I got back on my bike and pedaled away. For three months I cycled through sunshine and storms, dodged bears and climbed mountains. After 3500 miles I crossed the Golden Gate Bridge into San Francisco. I stopped on the bridge and looked out over familiar water. For the most part, I was the same person I’d been when I left–just a hell of a lot stronger.

In the thirteen years since that trip, I’ve gone on lots more adventures. I’ve biked across Colombia, Ecuador, Costa Rica, and eastern Canada. I’ve backpacked a thousand miles of the Appalachian trail, worked as a trekking guide in Nicaragua, hitch hiked across Latin America. 

But even so, when I think of myself as a “cyclist” or an “adventurer” I start to get a little nervous.

I’ve never been able to shake the feeling that I’m an imposter. I often feel like a fraud to my big ideas, like I don’t measure up, and that people will soon realize this.

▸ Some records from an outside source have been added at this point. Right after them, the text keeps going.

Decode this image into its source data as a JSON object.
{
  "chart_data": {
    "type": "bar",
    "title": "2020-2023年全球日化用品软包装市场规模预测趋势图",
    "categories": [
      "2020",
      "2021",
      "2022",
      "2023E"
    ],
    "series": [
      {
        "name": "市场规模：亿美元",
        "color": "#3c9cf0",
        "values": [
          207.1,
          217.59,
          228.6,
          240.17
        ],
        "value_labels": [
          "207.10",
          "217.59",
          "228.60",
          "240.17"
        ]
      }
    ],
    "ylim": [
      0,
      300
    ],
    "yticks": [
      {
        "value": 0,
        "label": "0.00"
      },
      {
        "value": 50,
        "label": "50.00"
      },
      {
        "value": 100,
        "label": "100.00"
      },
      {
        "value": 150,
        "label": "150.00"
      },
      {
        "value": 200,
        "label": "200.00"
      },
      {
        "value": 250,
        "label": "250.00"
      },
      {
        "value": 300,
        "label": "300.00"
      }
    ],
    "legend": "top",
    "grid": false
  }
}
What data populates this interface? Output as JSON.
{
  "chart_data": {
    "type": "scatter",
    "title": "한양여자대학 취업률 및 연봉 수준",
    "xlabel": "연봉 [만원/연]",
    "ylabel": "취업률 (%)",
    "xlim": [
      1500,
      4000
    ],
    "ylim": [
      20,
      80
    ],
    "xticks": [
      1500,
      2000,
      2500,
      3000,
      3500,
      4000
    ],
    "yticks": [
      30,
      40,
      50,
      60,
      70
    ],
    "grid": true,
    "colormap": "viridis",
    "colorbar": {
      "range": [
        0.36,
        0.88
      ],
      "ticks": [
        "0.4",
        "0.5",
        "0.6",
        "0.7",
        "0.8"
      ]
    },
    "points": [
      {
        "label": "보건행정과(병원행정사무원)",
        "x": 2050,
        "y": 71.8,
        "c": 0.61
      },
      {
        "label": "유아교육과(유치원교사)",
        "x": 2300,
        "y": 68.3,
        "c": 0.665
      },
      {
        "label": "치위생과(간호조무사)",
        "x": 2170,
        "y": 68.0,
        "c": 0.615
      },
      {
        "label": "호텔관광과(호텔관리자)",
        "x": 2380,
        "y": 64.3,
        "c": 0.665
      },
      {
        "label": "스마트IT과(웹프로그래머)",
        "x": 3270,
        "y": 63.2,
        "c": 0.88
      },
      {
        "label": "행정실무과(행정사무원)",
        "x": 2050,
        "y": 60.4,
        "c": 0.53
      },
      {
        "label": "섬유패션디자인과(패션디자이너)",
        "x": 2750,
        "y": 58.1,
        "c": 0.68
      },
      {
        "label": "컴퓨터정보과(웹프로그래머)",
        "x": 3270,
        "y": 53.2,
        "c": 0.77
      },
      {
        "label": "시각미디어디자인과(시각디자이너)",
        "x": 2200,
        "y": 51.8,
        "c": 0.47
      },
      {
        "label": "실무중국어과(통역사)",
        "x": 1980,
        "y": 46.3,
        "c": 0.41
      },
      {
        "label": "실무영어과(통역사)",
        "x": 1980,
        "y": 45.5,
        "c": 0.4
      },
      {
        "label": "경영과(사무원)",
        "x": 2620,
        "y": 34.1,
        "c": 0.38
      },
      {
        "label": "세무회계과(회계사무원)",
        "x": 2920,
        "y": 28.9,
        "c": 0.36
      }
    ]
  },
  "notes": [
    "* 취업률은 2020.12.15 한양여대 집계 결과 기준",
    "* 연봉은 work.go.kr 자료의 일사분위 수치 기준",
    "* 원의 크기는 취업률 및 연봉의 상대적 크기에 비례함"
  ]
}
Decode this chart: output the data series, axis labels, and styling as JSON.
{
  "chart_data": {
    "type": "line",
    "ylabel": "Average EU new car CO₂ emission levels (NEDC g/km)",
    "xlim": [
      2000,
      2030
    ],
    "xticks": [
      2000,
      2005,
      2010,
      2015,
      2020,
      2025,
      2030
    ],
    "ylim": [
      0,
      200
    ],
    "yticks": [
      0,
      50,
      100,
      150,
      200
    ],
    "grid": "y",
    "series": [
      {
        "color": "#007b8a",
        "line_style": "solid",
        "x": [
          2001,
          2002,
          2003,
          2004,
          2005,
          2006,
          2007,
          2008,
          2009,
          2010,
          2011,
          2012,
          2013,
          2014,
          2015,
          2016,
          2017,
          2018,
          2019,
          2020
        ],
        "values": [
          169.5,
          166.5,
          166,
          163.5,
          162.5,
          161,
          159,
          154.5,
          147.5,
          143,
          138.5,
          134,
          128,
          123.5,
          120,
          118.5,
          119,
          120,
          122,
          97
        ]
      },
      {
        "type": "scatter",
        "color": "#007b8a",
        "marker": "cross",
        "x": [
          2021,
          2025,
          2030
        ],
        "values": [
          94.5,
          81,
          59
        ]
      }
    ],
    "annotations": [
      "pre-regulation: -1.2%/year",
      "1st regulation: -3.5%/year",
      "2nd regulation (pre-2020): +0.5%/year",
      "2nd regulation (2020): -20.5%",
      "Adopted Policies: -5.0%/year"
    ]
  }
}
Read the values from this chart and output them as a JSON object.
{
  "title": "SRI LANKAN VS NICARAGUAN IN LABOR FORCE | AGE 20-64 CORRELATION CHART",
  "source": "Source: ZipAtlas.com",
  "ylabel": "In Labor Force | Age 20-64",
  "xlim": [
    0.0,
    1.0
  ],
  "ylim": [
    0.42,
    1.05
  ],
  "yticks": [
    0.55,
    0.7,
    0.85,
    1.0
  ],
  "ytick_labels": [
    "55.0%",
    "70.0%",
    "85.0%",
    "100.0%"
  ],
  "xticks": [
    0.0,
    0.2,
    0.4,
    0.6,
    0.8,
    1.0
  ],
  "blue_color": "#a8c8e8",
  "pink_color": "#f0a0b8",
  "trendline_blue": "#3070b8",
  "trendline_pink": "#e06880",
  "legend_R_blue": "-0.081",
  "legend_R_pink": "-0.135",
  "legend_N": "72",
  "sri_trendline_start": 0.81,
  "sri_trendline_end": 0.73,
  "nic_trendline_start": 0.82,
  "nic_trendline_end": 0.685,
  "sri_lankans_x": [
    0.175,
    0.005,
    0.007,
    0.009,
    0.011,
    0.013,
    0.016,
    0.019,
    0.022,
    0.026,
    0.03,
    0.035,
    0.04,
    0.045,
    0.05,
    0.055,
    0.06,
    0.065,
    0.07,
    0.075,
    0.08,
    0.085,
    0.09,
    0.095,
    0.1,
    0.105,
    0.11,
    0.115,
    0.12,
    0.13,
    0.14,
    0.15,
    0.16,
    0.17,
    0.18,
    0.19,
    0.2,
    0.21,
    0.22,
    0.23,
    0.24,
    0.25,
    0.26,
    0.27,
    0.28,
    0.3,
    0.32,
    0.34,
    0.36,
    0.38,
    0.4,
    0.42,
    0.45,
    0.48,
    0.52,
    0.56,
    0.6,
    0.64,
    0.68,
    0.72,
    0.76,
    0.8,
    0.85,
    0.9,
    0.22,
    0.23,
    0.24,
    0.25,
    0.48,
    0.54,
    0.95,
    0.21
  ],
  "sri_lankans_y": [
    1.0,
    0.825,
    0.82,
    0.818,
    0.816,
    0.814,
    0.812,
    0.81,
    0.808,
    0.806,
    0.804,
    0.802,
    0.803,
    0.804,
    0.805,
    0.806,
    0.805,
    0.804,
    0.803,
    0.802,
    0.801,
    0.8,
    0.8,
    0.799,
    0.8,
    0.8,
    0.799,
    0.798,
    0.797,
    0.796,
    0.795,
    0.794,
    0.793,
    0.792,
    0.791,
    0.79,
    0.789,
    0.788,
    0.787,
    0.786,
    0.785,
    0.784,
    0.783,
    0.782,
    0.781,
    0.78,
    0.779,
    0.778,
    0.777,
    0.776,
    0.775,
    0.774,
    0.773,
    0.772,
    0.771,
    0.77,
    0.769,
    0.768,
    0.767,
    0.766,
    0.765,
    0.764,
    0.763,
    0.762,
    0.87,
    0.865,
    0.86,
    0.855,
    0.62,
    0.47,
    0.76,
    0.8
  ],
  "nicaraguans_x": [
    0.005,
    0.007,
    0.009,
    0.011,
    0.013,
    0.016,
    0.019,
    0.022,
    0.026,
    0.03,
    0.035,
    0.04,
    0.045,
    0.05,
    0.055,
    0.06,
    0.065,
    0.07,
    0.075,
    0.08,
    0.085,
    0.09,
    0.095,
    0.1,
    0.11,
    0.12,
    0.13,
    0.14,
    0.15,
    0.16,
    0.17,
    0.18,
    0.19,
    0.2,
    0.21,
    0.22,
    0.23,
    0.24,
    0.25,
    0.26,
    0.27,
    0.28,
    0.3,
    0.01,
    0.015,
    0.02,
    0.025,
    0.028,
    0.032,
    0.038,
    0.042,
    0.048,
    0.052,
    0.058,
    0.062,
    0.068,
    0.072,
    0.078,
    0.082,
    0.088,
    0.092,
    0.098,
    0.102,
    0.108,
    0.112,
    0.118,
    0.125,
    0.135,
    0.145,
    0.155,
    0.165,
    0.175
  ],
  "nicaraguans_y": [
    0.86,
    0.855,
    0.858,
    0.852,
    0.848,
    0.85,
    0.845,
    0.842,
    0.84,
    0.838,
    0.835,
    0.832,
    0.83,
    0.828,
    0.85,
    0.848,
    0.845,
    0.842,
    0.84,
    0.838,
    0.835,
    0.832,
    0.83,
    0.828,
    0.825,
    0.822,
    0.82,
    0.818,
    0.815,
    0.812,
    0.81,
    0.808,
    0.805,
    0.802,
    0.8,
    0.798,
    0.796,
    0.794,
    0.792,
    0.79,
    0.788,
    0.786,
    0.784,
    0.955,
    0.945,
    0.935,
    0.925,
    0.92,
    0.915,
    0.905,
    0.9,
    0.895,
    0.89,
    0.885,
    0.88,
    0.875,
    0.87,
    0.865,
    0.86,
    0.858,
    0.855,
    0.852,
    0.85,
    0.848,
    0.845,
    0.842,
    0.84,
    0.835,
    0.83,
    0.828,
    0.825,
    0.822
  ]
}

I am well versed in imposter syndrome: it’s the feeling that I’m walking into someone else’s party, and I don’t belong.

A couple years ago when I first sat down to write a story about my bike trips, I had to face this part of myself. I really, really wanted to write my story, but at the same time, what did I possibly have to say? I felt myself slip into a familiar anxiety.

Then, sitting in front of the blank computer screen, something inside me finally snapped.

“OH HELL NO,” I told myself. “THIS IS NOT THE PARKING LOT I’M GOING TO DIE IN.” I could see my younger self in Anchorage, getting back on the saddle. And I remembered: I don’t have to be perfect. I just have to be me.

So I wrote my damn story. And–finally–I started to have fun with imposter syndrome.  Because I’m a big goofball! And this is my party, too!

Now when I feel like an imposter, I just tell myself OH HELL NO and imagine that I’m crashing a party in my funniest costume. I arrive at the door in my penguin onesie and glitter wig, and walk right in. No one else is in costume, but I don’t care.  The music thumps and we all start to dance. Everybody loves it! I belong!

And if the other people don’t love it, that makes the fantasy even funnier. Can you imagine a glitter penguin being ostracized at a dance party? I can, and it’s hilarious. So any way you look at it, it’s a win. Showing up–as you are, as you want to be–is always a win.

This fantasy runs through my head all the time now, and it always makes me feel better. It’s more fun to crash the party than to sit in the parking lot.

In November I applied to be a Kona ambassador because it looked really fun. Then once I was accepted, I went to the website and checked out the other ambassadors. I scrolled through their photos and started to get that sinking feeling. “Oh shit,” I thought to myself, “these are actual athletes!”

I went into the farm kitchen, where I work, and found my friend Laurel.

“Laurel, look at this!” I said, waving my ambassador contract. “This is a contract for actual athletes! They, like, win races. And there’s a picture of this girl jumping like 50 feet in the air.  HOW DID SHE GET SO HIGH?”

“Oh my gawd,” said Laurel. “Do you feel like an imposter?”

“Oh HELL NO!” I laughed. I put my arms in the air and did a little shimmy. “This is my party!”

And we both bounced around the kitchen, laughing.